In this example the LODs cover a large area in the world with a very modest amount of data. To put this in perspective, the entire LOD chain in this case could be packed into a small texel area:
A final feature of the LOD system is that the LODs change scale with the viewpoint. From an elevated perspective, horizontal range is more important than fine wave details, and the opposite is true when near the surface. The OceanRenderer has min and max scale settings to set limits on this dynamic range.
When rendering the ocean, the various LOD data are sample for each vert and the vert is displaced. This means that the data is carried with the waves away from its rest position. For some data like wave foam this is fine and desirable. For other data such as the depth to the ocean floor, this is not a quantity that should move around with the waves and this can currently cause issues, such as shallow water appearing to move with the waves as in #96.
13.2. Implementation Notes¶
On startup, the OceanRenderer script initialises the ocean system and asks the OceanBuilder script to build the ocean surface. As can be seen by inspecting the ocean at run-time, the surface is composed of concentric rings of geometry tiles. Each ring is given a different power of 2 scale.
At run-time, the ocean system updates its state in LateUpdate, after game state update and animation, etc. OceanRenderer updates before other scripts and first calculates a position and scale for the ocean. The ocean GameObject is placed at sea level under the viewer. A horizontal scale is computed for the ocean based on the viewer height, as well as a _viewerAltitudeLevelAlpha that captures where the camera is between the current scale and the next scale (\(\times2\)), and allows a smooth transition between scales to be achieved.
Next any active ocean data are updated, such as animated waves, simulated foam, simulated waves, etc. The data can be visualised on screen if the OceanDebugGUI script from the example content is present in the scene, and if the Show shape data on screen toggle is enabled. As one of the ocean data types, the ocean shape is generated by rendering Gerstner wave components into the animated waves data. Each wave component is rendered into the shape LOD that is appropriate for the wavelength, to prevent over- or under- sampling and maximize efficiency. A final pass combines the shape results from the different Gerstner components together. Disable the Shape combine pass option on the OceanDebugGUI to see the shape contents before this pass.
Finally BuildCommandBuffer constructs a command buffer to execute the ocean update on the GPU early in the frame before the graphics queue starts.
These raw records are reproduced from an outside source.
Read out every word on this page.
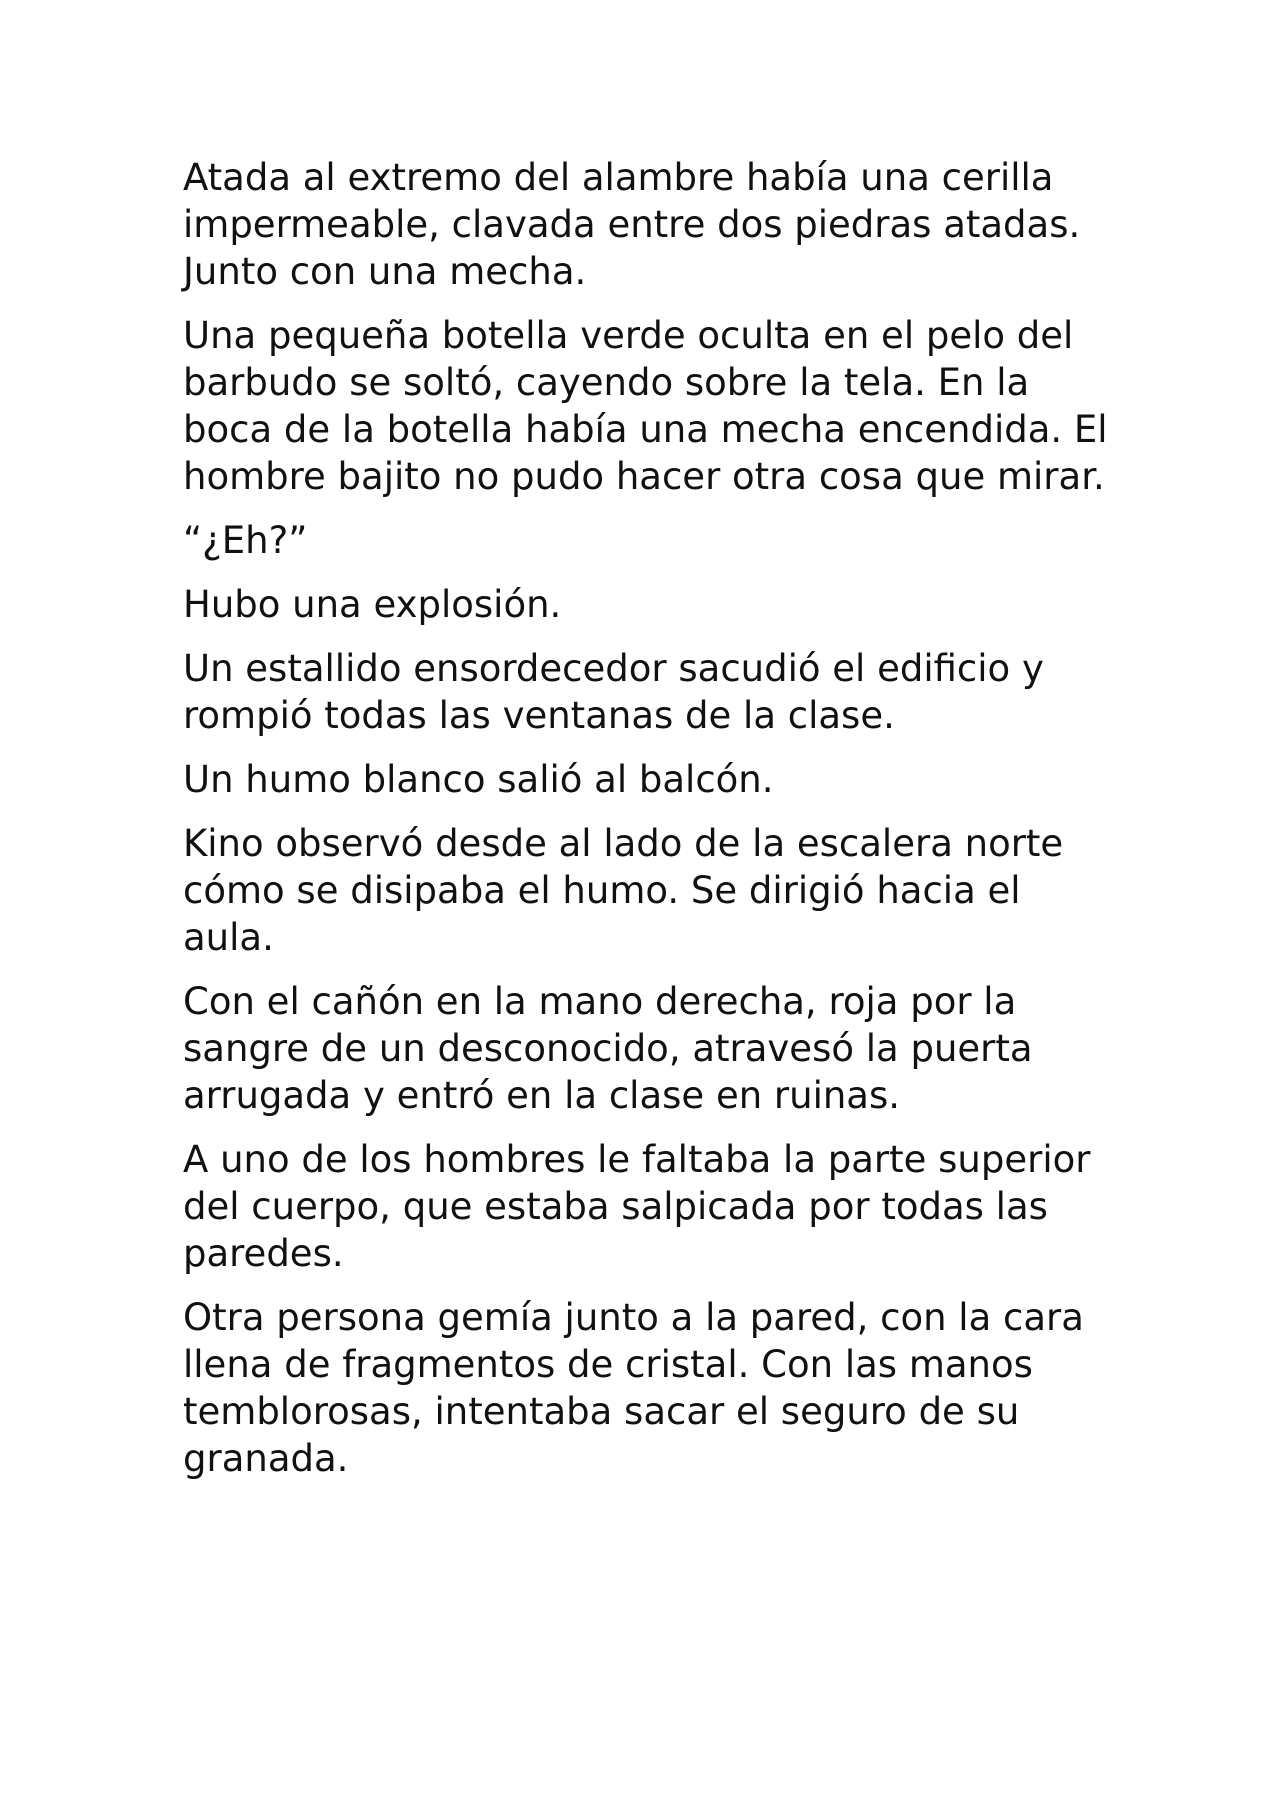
Atada al extremo del alambre había una cerilla impermeable, clavada entre dos piedras atadas. Junto con una mecha.

Una pequeña botella verde oculta en el pelo del barbudo se soltó, cayendo sobre la tela. En la boca de la botella había una mecha encendida. El hombre bajito no pudo hacer otra cosa que mirar.

“¿Eh?”

Hubo una explosión.

Un estallido ensordecedor sacudió el edificio y rompió todas las ventanas de la clase.

Un humo blanco salió al balcón.

Kino observó desde al lado de la escalera norte cómo se disipaba el humo. Se dirigió hacia el aula.

Con el cañón en la mano derecha, roja por la sangre de un desconocido, atravesó la puerta arrugada y entró en la clase en ruinas.

A uno de los hombres le faltaba la parte superior del cuerpo, que estaba salpicada por todas las paredes.

Otra persona gemía junto a la pared, con la cara llena de fragmentos de cristal. Con las manos temblorosas, intentaba sacar el seguro de su granada.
See the BuildCommandBuffer code for the update scheduling and logic.
The ocean geometry is rendered by Unity as part of the graphics queue, and uses the Crest/Ocean shader. The vertex shader snaps the verts to grid positions to make them stable. It then computes a lodAlpha which starts at 0 for the inside of the LOD and becomes 1 at the outer edge. It is computed from taxicab distance as noted in the course. This value is used to drive the vertex layout transition, to enable a seamless match between the two. The vertex shader then samples any required ocean data for the current and next LOD scales and uses lodAlpha to interpolate them for a smooth transition across displacement textures. Finally, it passes the LOD geometry scale and lodAlpha to the ocean fragment shader.
The fragment shader samples normal and foam maps at 2 different scales, both proportional to the current and next LOD scales, and then interpolates the result using lodAlpha for a smooth transition. It combines the normal map with surface normals computed directly from the displacement texture.